- Provide a text alternative for images
Write a short text alternative for images that provide information or act as a link. For detailed images, add a long text alternative (on the same or a linked page). Leave the text alternative blank for images that are purely decorative.
- Choose images that don’t rely on colour
Don’t use images that use colour alone to convey information. Supplement colour with text labels, patterns or textures.
- Choose images with high colour contrast
Avoid using images where the text and background colour combinations provide poor contrast.
- Don’t turn text into an image
Use live text rather than images of text. If necessary, get a web developer to create a style to display the text as desired.
- Use icons consistently
If the site uses icons to label document downloads or link behaviours, use them consistently and with the same text alternatives.
- Don’t rely on sensory characteristics
Avoid writing instructions that rely on colour, size, shape, position or orientation. Supplement with references to text labels.
- Tag foreign language words
Use the appropriate language tags around foreign language words or phrases, unless they have become part of English or are commonly used in a particular discipline or profession.

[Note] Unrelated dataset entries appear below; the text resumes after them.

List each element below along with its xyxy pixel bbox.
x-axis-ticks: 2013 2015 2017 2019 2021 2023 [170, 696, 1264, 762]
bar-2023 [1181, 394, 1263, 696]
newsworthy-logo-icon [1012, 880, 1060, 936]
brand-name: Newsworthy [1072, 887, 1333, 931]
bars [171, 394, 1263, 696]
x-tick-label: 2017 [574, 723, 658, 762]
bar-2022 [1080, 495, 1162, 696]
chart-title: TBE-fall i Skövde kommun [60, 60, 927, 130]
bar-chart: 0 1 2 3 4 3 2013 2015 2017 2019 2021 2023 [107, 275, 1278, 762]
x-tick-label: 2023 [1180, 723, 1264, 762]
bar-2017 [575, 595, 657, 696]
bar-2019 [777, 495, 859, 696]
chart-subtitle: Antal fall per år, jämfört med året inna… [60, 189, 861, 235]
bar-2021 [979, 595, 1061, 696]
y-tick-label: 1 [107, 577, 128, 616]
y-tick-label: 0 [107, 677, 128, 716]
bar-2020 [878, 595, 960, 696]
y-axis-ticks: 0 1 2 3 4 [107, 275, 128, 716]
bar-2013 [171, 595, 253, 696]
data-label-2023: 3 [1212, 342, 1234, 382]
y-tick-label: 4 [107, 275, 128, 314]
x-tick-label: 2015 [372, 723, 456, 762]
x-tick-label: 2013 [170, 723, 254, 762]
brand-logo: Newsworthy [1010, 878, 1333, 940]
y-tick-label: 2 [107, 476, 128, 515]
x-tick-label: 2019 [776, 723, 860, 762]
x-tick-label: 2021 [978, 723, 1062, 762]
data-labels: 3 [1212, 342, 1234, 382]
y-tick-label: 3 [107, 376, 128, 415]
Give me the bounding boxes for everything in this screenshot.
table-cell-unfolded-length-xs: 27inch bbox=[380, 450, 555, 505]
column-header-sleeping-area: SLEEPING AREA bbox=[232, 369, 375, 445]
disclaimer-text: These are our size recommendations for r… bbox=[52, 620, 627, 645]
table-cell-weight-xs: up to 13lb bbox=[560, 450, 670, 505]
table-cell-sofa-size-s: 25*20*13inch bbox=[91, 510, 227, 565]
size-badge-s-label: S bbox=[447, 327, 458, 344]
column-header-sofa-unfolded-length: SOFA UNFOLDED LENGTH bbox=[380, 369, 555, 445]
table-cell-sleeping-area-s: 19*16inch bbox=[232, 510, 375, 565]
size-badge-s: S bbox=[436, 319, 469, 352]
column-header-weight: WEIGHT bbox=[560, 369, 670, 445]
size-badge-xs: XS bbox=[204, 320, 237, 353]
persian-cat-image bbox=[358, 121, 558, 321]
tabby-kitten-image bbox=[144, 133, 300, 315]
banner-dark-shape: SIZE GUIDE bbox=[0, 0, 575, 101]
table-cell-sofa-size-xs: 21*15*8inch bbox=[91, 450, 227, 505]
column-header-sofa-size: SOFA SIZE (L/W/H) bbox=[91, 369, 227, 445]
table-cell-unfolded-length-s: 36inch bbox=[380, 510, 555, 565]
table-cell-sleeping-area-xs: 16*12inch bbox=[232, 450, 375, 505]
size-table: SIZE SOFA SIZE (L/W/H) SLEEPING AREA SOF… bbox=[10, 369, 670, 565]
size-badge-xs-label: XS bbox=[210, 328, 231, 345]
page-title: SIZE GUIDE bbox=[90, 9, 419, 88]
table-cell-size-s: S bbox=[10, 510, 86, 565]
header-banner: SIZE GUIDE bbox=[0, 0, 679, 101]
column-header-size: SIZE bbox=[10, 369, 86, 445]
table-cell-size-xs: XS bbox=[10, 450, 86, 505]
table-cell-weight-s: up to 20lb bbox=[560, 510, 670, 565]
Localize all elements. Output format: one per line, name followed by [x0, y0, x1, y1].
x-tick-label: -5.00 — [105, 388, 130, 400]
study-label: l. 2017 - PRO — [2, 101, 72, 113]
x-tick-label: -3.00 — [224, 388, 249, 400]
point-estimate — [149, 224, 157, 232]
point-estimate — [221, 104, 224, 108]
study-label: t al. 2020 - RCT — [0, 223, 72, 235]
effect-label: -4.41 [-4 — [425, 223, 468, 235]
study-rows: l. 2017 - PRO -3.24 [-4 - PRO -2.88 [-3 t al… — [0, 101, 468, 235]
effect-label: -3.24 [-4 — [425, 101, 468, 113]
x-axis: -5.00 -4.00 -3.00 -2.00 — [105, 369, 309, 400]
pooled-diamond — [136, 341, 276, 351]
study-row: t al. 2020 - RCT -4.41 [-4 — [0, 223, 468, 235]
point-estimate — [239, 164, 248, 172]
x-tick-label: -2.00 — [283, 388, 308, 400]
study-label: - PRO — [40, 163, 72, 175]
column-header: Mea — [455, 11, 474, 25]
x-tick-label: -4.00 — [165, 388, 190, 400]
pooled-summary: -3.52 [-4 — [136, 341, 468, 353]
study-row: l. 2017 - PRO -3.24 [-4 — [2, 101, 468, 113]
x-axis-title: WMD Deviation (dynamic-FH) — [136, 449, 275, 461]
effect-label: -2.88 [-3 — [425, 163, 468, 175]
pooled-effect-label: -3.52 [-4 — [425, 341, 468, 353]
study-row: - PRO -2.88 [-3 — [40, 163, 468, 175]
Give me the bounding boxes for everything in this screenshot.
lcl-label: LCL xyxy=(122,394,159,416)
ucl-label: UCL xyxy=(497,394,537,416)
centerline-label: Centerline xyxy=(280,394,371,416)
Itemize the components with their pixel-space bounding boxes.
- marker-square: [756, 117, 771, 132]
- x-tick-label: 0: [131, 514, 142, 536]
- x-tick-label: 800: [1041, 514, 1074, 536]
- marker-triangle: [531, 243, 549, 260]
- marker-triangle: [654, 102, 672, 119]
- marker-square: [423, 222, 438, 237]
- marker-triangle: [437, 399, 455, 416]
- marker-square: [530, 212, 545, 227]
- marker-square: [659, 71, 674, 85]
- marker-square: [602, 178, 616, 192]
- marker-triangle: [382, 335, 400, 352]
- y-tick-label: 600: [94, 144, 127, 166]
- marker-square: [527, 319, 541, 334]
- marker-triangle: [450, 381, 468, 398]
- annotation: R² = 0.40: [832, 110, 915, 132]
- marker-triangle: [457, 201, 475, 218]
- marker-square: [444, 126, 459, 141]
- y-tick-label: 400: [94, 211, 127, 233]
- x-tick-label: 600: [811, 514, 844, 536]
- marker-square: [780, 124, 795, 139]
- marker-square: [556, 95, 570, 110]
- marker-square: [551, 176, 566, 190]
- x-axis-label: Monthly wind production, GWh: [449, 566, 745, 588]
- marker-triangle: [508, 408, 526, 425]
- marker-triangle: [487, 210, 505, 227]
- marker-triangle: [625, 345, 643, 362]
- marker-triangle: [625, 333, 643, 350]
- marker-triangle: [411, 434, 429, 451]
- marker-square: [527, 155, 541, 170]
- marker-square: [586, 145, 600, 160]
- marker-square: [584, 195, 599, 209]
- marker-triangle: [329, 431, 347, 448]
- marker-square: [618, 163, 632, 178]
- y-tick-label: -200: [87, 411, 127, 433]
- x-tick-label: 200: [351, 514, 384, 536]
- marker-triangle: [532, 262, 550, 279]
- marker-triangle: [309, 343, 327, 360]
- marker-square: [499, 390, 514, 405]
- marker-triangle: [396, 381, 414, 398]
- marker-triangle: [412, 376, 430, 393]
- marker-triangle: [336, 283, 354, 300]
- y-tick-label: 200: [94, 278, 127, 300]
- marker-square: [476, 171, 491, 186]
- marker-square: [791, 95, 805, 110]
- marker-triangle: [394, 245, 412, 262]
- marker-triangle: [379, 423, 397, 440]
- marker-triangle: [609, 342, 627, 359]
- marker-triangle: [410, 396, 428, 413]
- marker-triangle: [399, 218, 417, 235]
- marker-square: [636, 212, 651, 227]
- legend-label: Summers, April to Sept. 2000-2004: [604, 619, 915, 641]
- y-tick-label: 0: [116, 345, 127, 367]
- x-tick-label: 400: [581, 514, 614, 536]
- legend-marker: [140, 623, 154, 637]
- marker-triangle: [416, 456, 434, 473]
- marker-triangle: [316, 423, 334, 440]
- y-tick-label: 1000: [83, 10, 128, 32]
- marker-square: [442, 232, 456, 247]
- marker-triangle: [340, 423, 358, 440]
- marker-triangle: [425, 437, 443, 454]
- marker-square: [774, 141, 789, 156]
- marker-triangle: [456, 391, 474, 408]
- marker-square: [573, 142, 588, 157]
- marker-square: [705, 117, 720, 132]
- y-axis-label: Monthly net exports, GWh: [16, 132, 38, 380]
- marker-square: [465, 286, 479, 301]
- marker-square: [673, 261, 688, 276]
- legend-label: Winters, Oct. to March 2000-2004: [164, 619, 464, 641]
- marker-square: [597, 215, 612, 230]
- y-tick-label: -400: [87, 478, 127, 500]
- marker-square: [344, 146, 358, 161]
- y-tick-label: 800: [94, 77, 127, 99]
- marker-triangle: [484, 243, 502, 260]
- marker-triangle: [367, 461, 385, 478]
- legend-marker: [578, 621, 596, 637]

- Tag headings, lists, quotations and tables
Use the relevant HTML or PDF tags to identify headings, lists, quotations and table header cells and data cells.
- Write meaningful <titles>
Identify pages and documents with a meaningful title.
- Write meaningful link text
Show the purpose or function of a link by labelling it clearly. Where possible, write links that are meaningful without relying on the nearby content.
Creating accessible content
Web writers have an important role to play in accessibility. They must ensure content they add to accessible web templates doesn’t create barriers for people with disabilities.